When to use Patronus
Choose Patronus when reliable, explainable, hallucination-focused evaluation matters — especially for RAG systems where Lynx's faithfulness detection is a direct fit, and when you want dedicated evaluator models rather than ad-hoc judge prompts. If you primarily need a code-first offline harness with no managed evaluators, a lightweight framework may be simpler; if your priority is full production tracing and dashboards, an observability-first platform may complement Patronus. Many teams pair Patronus's evaluators with a separate observability tool. Browse install-ready evaluation skills for AI coding agents at /skills.
Frequently Asked Questions
What is Patronus AI used for?
Patronus AI is an automated evaluation platform for LLMs and AI agents, centered on dedicated evaluator models.
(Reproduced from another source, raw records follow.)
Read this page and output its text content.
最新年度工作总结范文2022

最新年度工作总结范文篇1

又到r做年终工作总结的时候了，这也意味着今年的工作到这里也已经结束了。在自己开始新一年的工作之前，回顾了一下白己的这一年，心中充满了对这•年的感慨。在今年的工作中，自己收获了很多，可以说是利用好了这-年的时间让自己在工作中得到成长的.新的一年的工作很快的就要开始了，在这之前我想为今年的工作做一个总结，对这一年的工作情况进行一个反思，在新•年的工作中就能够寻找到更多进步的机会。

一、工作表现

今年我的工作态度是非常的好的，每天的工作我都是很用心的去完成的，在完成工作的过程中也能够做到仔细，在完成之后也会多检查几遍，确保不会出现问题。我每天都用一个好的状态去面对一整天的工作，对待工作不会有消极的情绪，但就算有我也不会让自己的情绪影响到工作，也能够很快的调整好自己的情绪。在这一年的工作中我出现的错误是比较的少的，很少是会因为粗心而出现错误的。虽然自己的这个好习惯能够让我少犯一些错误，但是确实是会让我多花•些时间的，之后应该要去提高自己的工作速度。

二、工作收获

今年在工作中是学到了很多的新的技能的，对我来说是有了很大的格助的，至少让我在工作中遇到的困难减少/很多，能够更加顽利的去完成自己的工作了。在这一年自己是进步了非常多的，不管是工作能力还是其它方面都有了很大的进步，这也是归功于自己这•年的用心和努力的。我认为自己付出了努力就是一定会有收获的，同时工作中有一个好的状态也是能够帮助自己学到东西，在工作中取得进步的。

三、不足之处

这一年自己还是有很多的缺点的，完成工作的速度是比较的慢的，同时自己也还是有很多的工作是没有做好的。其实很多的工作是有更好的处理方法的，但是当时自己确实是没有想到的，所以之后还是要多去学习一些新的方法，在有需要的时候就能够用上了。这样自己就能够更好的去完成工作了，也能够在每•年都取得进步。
It is used to detect hallucinations, grade outputs against custom rubrics, and run quality checks like relevance, toxicity, and PII detection, both offline on datasets and online over production traffic. You access its evaluators through a managed API and SDK that returns pass/fail or scores with explanations.
What is Lynx in Patronus AI?
Lynx is Patronus AI's open-weight model built specifically to detect hallucinations. Given a question, the retrieved context, and a generated answer, Lynx judges whether the answer is faithful to — that is, supported by — the context, which is the core failure mode of retrieval-augmented generation. It returns a faithfulness verdict with reasoning, and because it is open-weight, teams can also run it themselves for sensitive data.
What is GLIDER?
GLIDER is a compact, open evaluator (judge) model from Patronus for fine-grained, rubric-based grading. You provide an output and a custom rubric, and GLIDER returns a score along with an explanation of its reasoning. Its appeal is that a small dedicated judge is cheaper to run at scale than a frontier model and its explanations let you audit and calibrate the grading.
How does the Patronus evaluation API work?
You authenticate with a PATRONUS_API_KEY, choose an evaluator (such as Lynx, GLIDER, or a named check), and submit the relevant fields — typically the input, the context, and the generated output, plus a rubric for rubric-based evaluators. The API returns a pass/fail and/or a numeric score with an explanation, which you log, assert on in CI, or display. The same interface supports built-in, custom, and dedicated-model evaluators.
Is Patronus AI open source or paid?
Patronus offers a managed evaluation platform with an SDK and API, while some of its evaluator models — notably Lynx and GLIDER — are released as open weights. Pricing for the managed API and the exact licensing of each model change over time, so confirm current details on the official Patronus site. Self-hosting the open-weight evaluators is an option for high-volume or data-sensitive workloads.
Can Patronus detect hallucinations in production?
Yes. In addition to offline dataset evaluation, Patronus supports running evaluators over a sample of live production traffic, so you can continuously check real RAG answers for faithfulness with Lynx and detect quality drift after a deploy. Online evaluation is especially valuable for hallucinations because they are subtle and easy to miss by manual sampling, and you can alert or gate on the flagged rate.